In previous studies, LOAEL of 2.5 ppm for 30 days' exposure , LOAEL of 1 ppm for two months , NOAEL of 5 ppm and LOAEL of 10 ppm for 4 weeks , and NOAEL of 0.1 ppm for 10 weeks and LOAEL of 10 ppm for 2 weeks , all studied in rats, were reported. However, since our primary objective in this study was to reveal that the CD gas up to 0.1 ppm (the concentration that exceeds the effective level against microbes) was safe, even after the longest period of exposure time. Therefore, although we should admit that we were unable to determine the ordinary NOAEL and/or LOAEL levels, our study was still valuable in terms of confirming that the CD gas concentration that was effective against microbes was not toxic.

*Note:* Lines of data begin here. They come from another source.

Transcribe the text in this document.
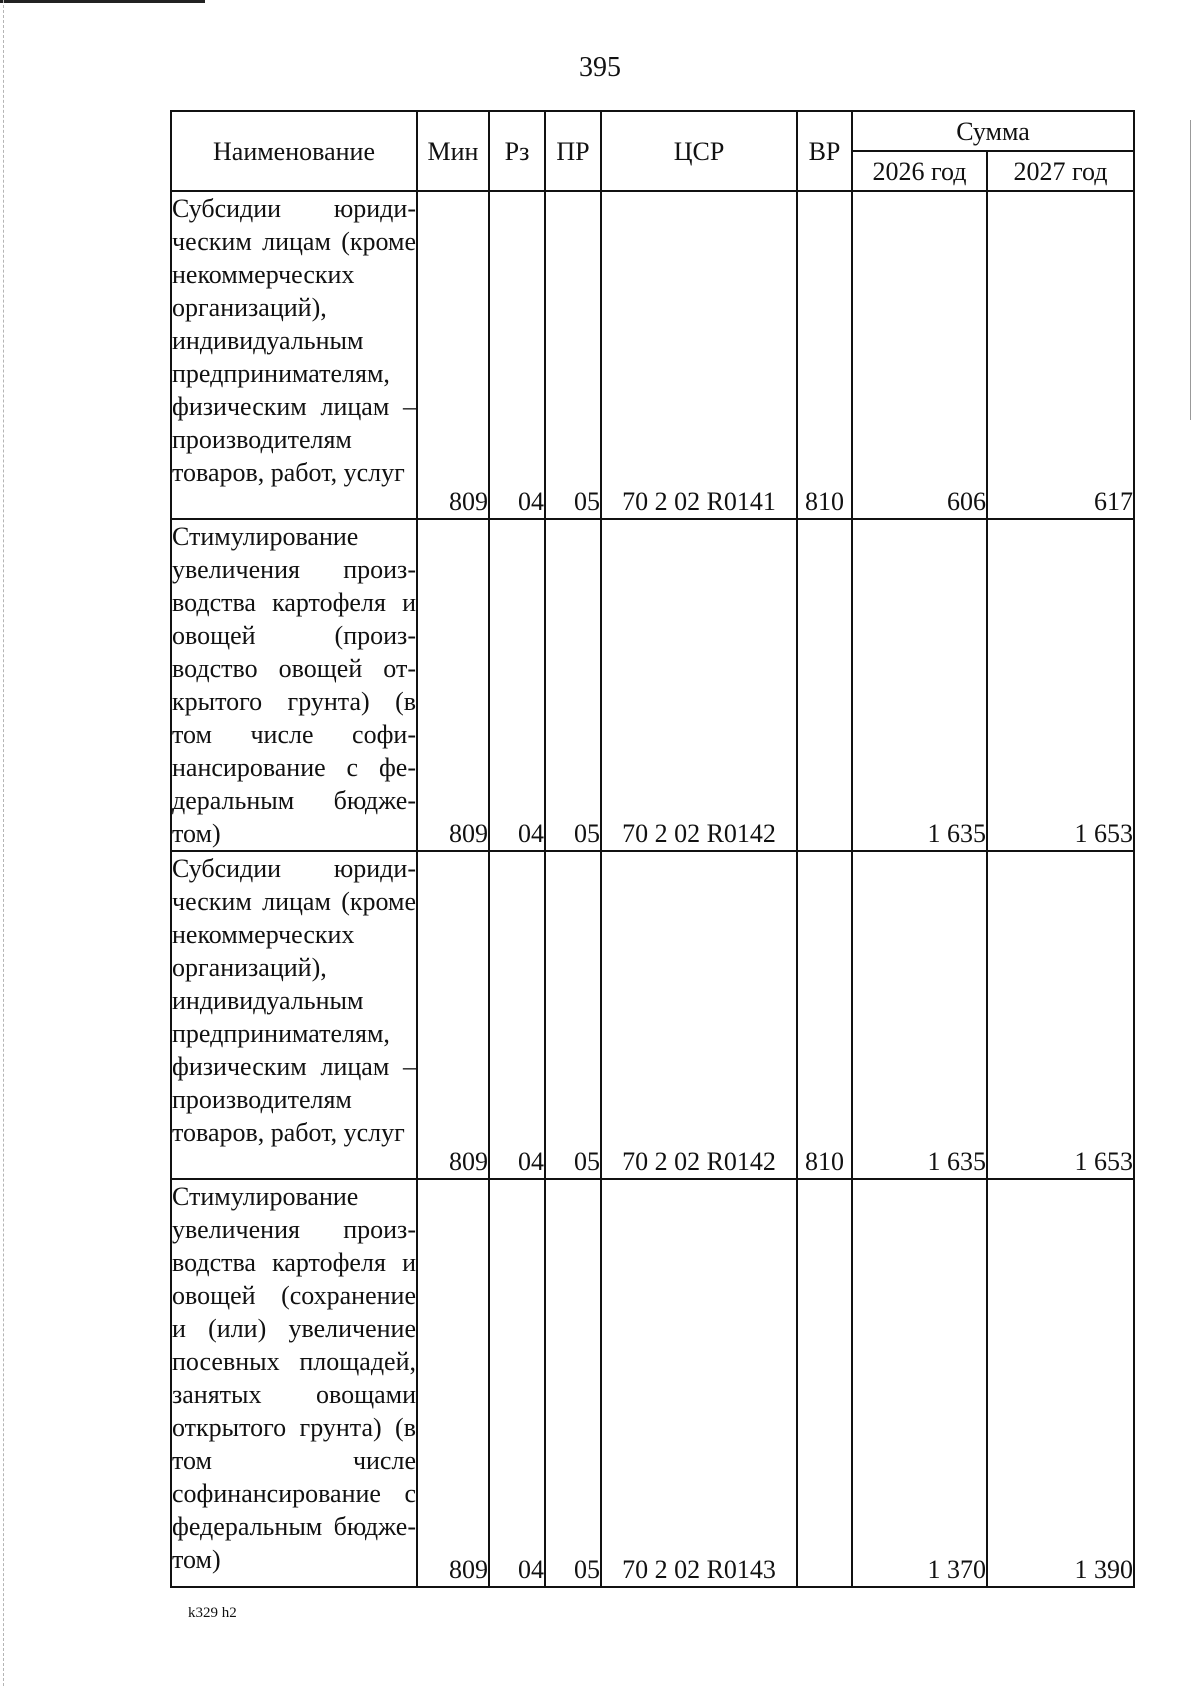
395
Наименование	Мин	Рз	ПР	ЦСР	ВР	Сумма	
						2026 год	2027 год
Субсидии юридическим лицам (кроме некоммерческих организаций), индивидуальным предпринимателям, физическим лицам – производителям товаров, работ, услуг	809	04	05	70 2 02 R0141	810	606	617
Стимулирование увеличения производства картофеля и овощей (производство овощей открытого грунта) (в том числе софинансирование с федеральным бюджетом)	809	04	05	70 2 02 R0142		1 635	1 653
Субсидии юридическим лицам (кроме некоммерческих организаций), индивидуальным предпринимателям, физическим лицам – производителям товаров, работ, услуг	809	04	05	70 2 02 R0142	810	1 635	1 653
Стимулирование увеличения производства картофеля и овощей (сохранение и (или) увеличение посевных площадей, занятых овощами открытого грунта) (в том числе софинансирование с федеральным бюджетом)	809	04	05	70 2 02 R0143		1 370	1 390
k329 h2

It was reported that CD gas at a low concentration prevented an infectious respiratory disease in vivo, and also inactivated feline calicivirus, influenza A virus, Staphylococcus aureus and Escherichia coli in vitro [11–15]. According to these studies, effectiveness of CD gas was shown below 0.1 ppm. Hence, our study results suggest that the protective level of CD gas against infectious agents may not be a toxic level in rats, therefore the continuous exposure of a low level CD gas not greater than 0.1 ppm may have a possibility to be an effective measure to disinfect spaces where people live in or gather at, such as houses, offices, airport buildings and hospitals, although some uncertainty factors, such as inter-species differences and inter-individual variations, should be taken into account. Furthermore, a higher dose(s) may have to be employed so as to define the LOAEL as well as NOAEL. Also, additional toxicity studies, such as a developmental toxicity study and a reproduction toxicity study, will be necessary to warrant the safety of continuous exposure of low-level CD gas in public space for the purpose of controlling infection from various, airborne and surface-residing microorganisms.